A "Fiscal Transformation Plan" put together by the city last May lays out the details and acknowledges that "mistakes were made." Indeed. A former mayor, Mike Wunder, went to prison for taking bribes from a developer, and a previous city manager was investigated and cited for unethical behavior. They had set up a nonprofit whose purpose was to avoid disclosing the details of some of the economic-development transactions being conducted on behalf of the city. Those included not only the land deals but also an investment of $300,000 in a biosciences company that is now worth pennies on the dollar.

I talked to Gerry Vernon, the current city manager who was appointed in 2010, to find out what has happened in the year since Junction City began its recovery effort. The story Vernon tells is amazing.
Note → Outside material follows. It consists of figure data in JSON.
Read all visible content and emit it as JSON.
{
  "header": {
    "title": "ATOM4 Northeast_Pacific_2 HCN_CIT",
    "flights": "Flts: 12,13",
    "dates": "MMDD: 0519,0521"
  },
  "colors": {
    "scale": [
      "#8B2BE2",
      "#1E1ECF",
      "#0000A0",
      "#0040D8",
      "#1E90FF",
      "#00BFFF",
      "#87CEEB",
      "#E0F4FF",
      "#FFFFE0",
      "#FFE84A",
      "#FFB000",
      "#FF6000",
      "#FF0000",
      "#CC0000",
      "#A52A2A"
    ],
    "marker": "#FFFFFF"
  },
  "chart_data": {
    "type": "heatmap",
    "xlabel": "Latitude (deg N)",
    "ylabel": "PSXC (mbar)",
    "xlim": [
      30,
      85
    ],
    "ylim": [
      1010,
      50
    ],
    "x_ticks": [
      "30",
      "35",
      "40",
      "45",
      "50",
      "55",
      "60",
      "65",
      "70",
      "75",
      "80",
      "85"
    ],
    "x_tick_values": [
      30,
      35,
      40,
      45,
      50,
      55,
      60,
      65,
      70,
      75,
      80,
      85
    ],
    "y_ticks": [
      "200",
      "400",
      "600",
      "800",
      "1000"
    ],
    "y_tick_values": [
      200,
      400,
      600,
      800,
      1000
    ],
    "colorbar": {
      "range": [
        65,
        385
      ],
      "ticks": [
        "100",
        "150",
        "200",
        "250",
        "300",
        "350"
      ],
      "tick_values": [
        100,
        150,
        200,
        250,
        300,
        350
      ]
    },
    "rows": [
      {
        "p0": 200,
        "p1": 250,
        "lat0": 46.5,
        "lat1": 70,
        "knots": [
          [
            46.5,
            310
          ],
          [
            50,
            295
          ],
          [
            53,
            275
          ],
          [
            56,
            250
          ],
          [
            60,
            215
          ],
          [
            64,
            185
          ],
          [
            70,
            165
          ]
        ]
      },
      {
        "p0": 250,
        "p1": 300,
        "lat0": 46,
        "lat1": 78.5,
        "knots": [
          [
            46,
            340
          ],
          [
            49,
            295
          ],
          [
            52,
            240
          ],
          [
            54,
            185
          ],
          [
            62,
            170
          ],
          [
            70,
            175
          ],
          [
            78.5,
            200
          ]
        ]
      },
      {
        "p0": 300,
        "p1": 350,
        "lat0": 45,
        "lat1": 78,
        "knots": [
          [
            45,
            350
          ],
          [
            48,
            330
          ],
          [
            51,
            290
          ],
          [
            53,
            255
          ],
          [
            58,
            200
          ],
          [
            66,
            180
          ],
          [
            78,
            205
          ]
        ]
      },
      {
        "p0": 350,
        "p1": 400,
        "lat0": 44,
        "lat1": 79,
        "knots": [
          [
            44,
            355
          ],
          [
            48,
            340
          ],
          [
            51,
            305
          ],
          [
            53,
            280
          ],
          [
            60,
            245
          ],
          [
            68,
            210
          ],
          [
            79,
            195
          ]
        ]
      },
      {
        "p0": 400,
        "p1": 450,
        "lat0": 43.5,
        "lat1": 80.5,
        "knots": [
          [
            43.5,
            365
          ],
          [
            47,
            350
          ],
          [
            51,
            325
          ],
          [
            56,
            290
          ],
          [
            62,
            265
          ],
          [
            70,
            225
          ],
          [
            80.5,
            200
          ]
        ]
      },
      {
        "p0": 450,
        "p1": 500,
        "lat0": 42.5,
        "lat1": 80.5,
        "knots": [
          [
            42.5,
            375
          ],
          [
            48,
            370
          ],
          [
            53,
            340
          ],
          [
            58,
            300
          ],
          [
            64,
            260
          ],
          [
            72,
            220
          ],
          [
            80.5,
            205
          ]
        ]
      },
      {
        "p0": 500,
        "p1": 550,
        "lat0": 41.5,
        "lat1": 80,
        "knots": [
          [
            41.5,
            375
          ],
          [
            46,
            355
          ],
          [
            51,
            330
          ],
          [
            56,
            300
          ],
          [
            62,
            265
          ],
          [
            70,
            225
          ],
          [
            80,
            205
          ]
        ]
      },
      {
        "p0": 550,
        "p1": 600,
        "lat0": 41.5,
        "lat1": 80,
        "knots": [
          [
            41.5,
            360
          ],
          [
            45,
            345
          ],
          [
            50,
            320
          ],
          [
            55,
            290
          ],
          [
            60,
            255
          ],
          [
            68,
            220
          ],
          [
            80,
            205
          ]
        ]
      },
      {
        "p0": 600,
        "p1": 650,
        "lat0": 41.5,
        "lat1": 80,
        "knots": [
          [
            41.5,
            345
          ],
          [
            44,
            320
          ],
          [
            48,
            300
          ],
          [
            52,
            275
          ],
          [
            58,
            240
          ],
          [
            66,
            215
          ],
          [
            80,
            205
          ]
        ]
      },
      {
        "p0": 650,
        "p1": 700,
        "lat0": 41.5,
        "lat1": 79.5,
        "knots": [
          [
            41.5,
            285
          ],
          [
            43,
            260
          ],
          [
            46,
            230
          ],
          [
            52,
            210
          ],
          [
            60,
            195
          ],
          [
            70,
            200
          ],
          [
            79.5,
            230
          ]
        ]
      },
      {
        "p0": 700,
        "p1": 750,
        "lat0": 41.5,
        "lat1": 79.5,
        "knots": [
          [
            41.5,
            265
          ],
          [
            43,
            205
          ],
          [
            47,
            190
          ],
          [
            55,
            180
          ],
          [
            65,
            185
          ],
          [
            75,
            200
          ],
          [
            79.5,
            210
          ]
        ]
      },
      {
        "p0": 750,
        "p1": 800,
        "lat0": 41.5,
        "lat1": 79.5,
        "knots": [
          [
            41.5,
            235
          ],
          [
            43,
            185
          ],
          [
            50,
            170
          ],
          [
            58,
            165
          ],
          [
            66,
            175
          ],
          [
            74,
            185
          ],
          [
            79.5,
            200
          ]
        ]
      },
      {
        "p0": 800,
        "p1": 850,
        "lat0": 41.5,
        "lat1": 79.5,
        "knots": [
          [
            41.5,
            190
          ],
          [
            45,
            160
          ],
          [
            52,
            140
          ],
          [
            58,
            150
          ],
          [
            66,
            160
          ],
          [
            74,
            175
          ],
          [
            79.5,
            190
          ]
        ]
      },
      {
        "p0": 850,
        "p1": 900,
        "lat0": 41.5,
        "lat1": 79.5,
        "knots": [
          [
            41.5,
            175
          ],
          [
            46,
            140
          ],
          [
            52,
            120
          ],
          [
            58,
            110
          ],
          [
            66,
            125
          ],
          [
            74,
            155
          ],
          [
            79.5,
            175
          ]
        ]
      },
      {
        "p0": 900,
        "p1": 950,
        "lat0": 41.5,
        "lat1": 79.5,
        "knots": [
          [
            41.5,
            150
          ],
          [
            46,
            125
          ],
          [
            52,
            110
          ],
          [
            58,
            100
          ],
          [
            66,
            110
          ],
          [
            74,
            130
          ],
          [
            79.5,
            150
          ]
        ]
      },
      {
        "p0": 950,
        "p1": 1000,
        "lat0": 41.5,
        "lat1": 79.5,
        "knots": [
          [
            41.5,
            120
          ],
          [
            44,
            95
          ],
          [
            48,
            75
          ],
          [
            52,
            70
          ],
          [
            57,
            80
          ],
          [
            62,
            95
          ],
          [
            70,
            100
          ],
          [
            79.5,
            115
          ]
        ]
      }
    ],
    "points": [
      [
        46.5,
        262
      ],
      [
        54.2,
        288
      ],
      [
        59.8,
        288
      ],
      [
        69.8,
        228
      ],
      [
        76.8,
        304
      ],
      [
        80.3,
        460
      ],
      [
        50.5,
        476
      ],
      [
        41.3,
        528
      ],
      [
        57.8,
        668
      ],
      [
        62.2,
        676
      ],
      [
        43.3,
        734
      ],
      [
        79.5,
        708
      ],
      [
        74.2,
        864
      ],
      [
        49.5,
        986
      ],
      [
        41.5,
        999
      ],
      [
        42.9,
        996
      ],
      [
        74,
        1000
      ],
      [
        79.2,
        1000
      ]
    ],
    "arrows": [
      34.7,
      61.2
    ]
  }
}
The city set about fixing its own problems. Through community roundtables, city-manager coffee meetings, a new website and lots of transparency, the city's new leaders gained buy-in from the community. "I can't take credit," says Vernon. "This is a community that wanted to fix itself. We've got a bunch of old retired Army guys who strapped on their boots and began fixing their community."

The city commission put on the ballot, and the citizens passed by a margin of more than 70 percent, a 1-cent sales-tax increase dedicated to paying down the debt. The city also raised property taxes and fees, cut costs everywhere imaginable, consolidated debt, and adopted rigorous financial policies and financial planning. In short, Junction City is righting its own ship. Vernon thinks the city should be more or less back to normal in 2013.

It turns out that what happened in Junction City is nothing at all like events in Stockton, Pontiac and many other cities in fiscal distress. There was no emergency manager, no threatened bankruptcy and no state intervention. Instead, a self-governing people acknowledged problems and mistakes and developed a sound plan, involving significant shared sacrifice, to clean up their mess. It's called democracy, and in Junction City it worked.